Some scanners can only read fault codes, make sure it can erase the fault codes as well. Erasing certain fault codes after a problem is fixed will remove the warning lights on systems such as the engine, ABS and airbags.

Yes! An important benefit that most workshops need is to be able to provide their client or the insurance provider with proof-of-work. It is often best to provide a before and after diagnostic report to your client to prove that the work has been done and to eliminate any uncertainty.

Some ECU’s permit you to actuate (switch On/Off, etc.) some of their operating circuits in order to diagnose the functionality of the relevant actuators, for example relays, fans, door locks, lights, injectors, A/C, clutch, etc.

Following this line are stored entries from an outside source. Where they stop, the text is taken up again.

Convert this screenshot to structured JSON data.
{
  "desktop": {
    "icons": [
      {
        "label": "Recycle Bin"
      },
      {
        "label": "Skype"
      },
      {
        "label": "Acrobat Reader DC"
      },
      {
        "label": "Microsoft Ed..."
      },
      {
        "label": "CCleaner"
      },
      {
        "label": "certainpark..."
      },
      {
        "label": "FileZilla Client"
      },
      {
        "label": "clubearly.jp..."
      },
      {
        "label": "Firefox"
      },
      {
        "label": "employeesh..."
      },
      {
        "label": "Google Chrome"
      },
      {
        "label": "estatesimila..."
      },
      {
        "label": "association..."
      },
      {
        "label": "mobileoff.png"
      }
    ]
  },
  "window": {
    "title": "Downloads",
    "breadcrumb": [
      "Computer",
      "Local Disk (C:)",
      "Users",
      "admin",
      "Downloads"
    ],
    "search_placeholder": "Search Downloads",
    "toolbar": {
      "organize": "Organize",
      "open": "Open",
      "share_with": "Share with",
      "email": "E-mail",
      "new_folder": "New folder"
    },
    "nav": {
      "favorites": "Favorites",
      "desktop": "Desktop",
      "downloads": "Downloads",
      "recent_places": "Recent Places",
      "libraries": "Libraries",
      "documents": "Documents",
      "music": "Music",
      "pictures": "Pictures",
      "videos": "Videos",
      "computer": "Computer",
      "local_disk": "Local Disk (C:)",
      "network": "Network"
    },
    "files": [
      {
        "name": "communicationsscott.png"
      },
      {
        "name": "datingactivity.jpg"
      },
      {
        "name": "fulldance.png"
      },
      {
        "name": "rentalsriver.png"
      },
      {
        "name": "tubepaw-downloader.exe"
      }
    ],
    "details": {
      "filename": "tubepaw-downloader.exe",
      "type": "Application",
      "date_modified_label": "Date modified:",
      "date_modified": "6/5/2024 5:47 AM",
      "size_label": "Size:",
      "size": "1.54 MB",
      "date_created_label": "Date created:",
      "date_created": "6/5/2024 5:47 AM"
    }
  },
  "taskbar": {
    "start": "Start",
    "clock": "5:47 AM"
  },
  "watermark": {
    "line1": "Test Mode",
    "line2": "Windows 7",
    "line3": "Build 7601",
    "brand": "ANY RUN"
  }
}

Certain vehicles come with Tyre Pressure Sensors, and this requires TPMS software to manage. It is important to take note whether or not you require this function, or will require this function in the future when making your purchase.

ADAS is a very advanced system, requiring higher level diagnostic tools to perform the tasks. This does limit you slightly in your options, however there is still a large range of tools to choose from.

Have a better idea of what you need? 

Now that you have an idea of the functionality you need, let us help you narrow down the options for the diagnostic tool you need in one of our more detailed guides:

• The A-Z guide of automotive diagnostics

• The KeyTronix locksmith guide - Coming Soon

• The ADAS buyers’ guide - Coming Soon (For more information on ADAS, click here)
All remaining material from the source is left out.